ALE Spring 2004 No. 313 : Next section

[Campaign for Real Ale logo © CAMRA]

Local Beers for Local Pubs

CAMRA's new 'Local Beer for Local Pubs' campaign aims to get at least one locally-brewed beer in thousands of pubs across the UK. Pub chains should allow pub landlords to buy at least one beer from a local brewery of their choice for direct delivery.

The majority of non-brewing pub chains restrict the beers which their pub licensees can buy to those on a centrally-supplied list. There are practical reasons for this, such as ease of control and accounting, but CAMRA claims that the system restricts access to market for small local brewers and leads to the same old national brands ending up on most bars.

This reduces consumer choice, restricts access to market for small local breweries and leads to economic and environmental impacts through 'beer miles' as centrally-supplied beers are shipped hundreds of miles, via distribution depots, before they finally reach the bar. This ridiculous situation has a severe impact on the viability of local economies.
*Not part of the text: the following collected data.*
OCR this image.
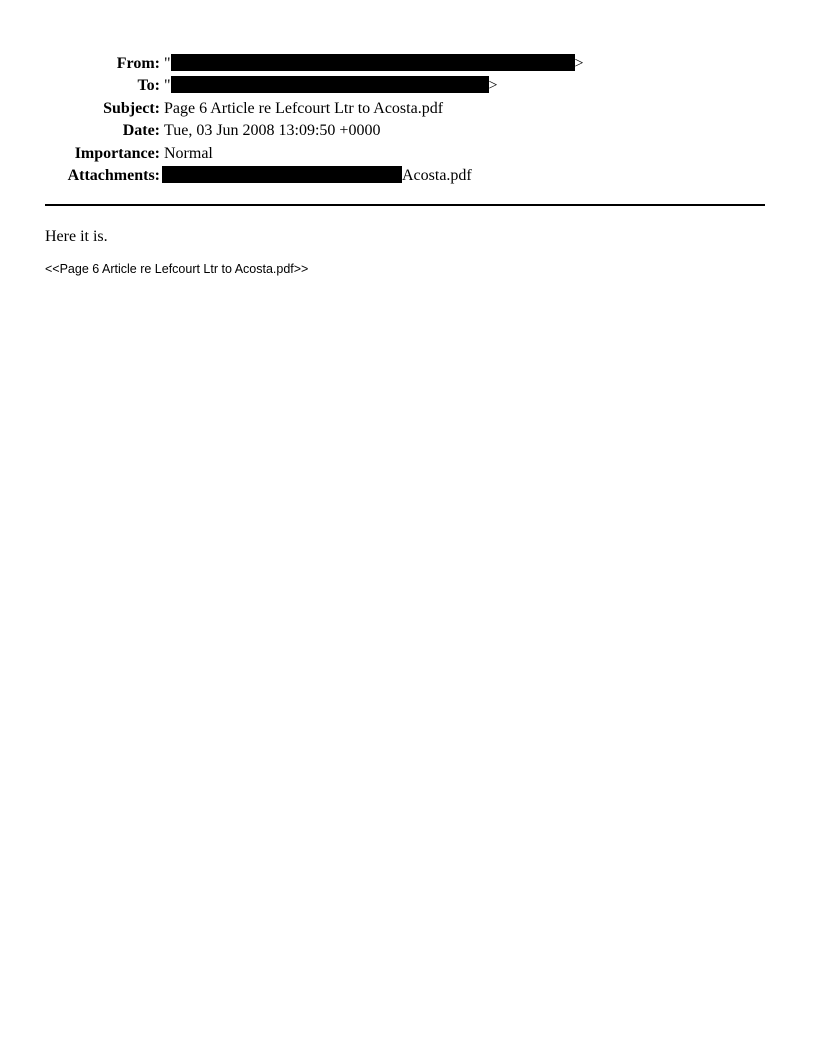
From: "	>
To: "	>
Subject: Page 6 Article re Lefcourt Ltr to Acosta.pdf
Date: Tue, 03 Jun 2008 13:09:50 +0000
Importance: Normal
Attachments:	Acosta.pdf
Here it is.
<<Page 6 Article re Lefcourt Ltr to Acosta.pdf>>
If pub chains were more flexible and enabled landlords to buy a local beer, there would be no losers. Only those licensees who think they can improve their competitive position by stocking a locally-brewed beer would do so. It would lead to a more profitable pub, which offers a more interesting choice to customers, supports the local economy and increases profits for the pub chain.

Saving your local

As a backer of the Pub is the Hub campaign since it began in 2001, Prince Charles has launched a new guide designed to help local communities save their pubs.

Saving your Local Pub is a joint venture between CAMRA, Pub is The Hub and Business in the Community.

The Guide offers advice on how to stage a campaign, set up a steering committee, deal with planning applications and appeals, prepare a business plan and secure finance. It includes case studies on the community-owned Dykes End in Reach, Cambridgeshire and the Old Crown in Hesket Newmarket, Cumbria.